Когда через час Амели открыла дверь, то не сразу увидела сына. Стулья были пустые, портьера отдернута, подоконник пустой. А Фредерик растянулся прямо на полу, и перед ним лежал раскрытый большой атлас-определитель насекомых, который сегодня утром листали, да так и не убрали в шкаф на место потсдамские родственники. Мать обошла Фредерика на цыпочках, заглянула ему в лицо и не поверила своим глазам. Она точно знала, что Фред еще не умеет читать. Однако он не просто разглядывал картинки, он водил пальцем по строчкам и самозабвенно шевелил губами, как будто и в самом деле пытался разобрать латинские названия.

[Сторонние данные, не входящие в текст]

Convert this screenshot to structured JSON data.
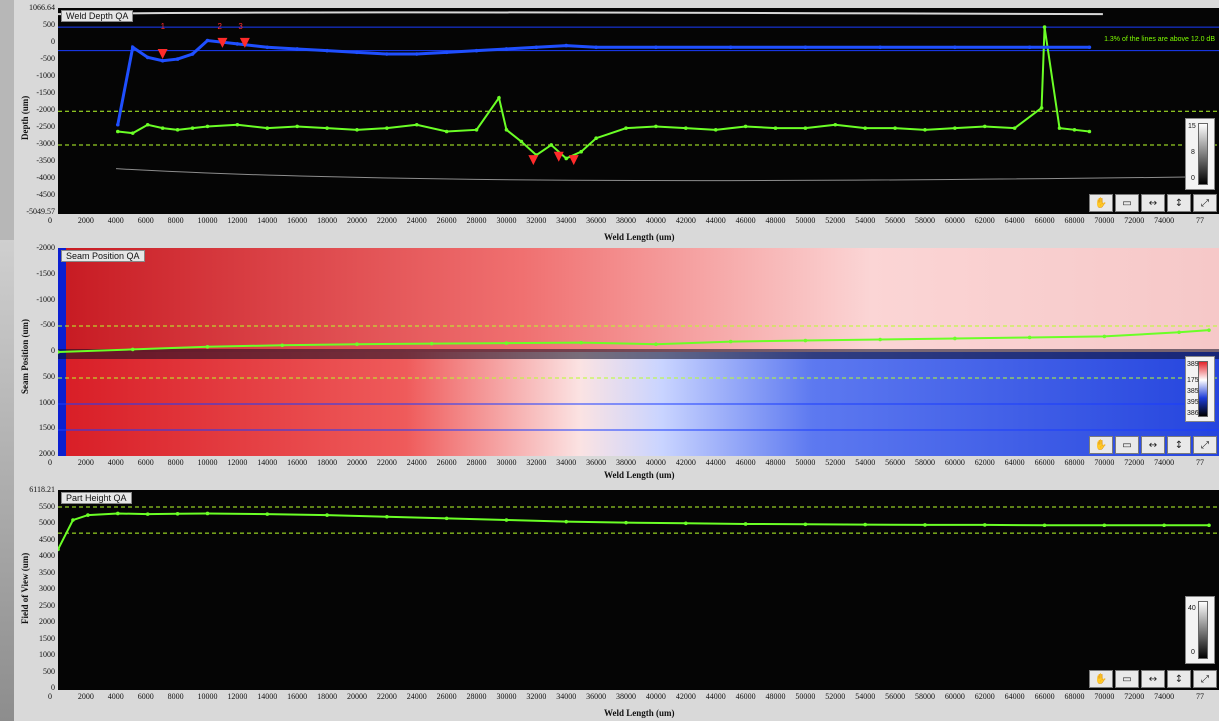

Пасторша не знала, то ли ей радоваться, что сын теперь уж точно не останется бессловесным дурачком, то ли огорчаться, что в ее доме на ее глазах подрастает еще одно несомненное продолжение рода Картенов и Сарториусов. Ох уж эта эгоистичная порода! Как и старшая дочь, сын всего лишь воспользовался ее телом, чтобы появиться на свет, и не взял ровным счетом ничего ни от Шендельсов, ни от Видмеров. Амели это по-настоящему беспокоило, она была уверена, что с такими задатками очень сложно добиться чего-то в жизни. Мюриэль и Фред непослушны, дерзки, своевольны, не имеют ни малейшего понятия о дисциплине. Только и слышишь от них: «то хочу, это не хочу», «то интересно, это не интересно». И если Мюриэль хотя бы веселая, открытая и временами ласковая девочка, то о Фредерике и этого не скажешь. Вечно думает о чем-то своем. Окликнешь его – молчит, смотрит стеклянными глазами, как будто изучает невидимую сторону вещей. Реагирует он только после того, как мать, повторив свой вопрос несколько раз, срывается на крик и обещает надрать ему уши или дать подзатыльник. Амели не признавалась мужу в том, что несколько раз доходило и до этого. Жан-Мишель пришел бы в ярость, если бы узнал, что жена применяет к детям телесные наказания: его мать София-Вильгельмина, разумеется, их с братом за все их детство даже пальцем не тронула, их дерзости она считала проявлением независимого характера и свободного ума. Даже свекор, Мишель Картен, убежденный в том, что дети должны знать твердую руку и беспрекословно подчиняться старшим, первым осудил бы невестку. Проклятые лицемеры. Амели не сомневалась, что свекровь специально сделала все, чтобы сыновья запомнили ее как идеал матери, а их жены обречены были всю жизнь проигрывать битву с ее тенью. И умерла она так рано тоже не без умысла, – чтобы у всех в памяти остались ее белоснежные крылья и нимб над головой!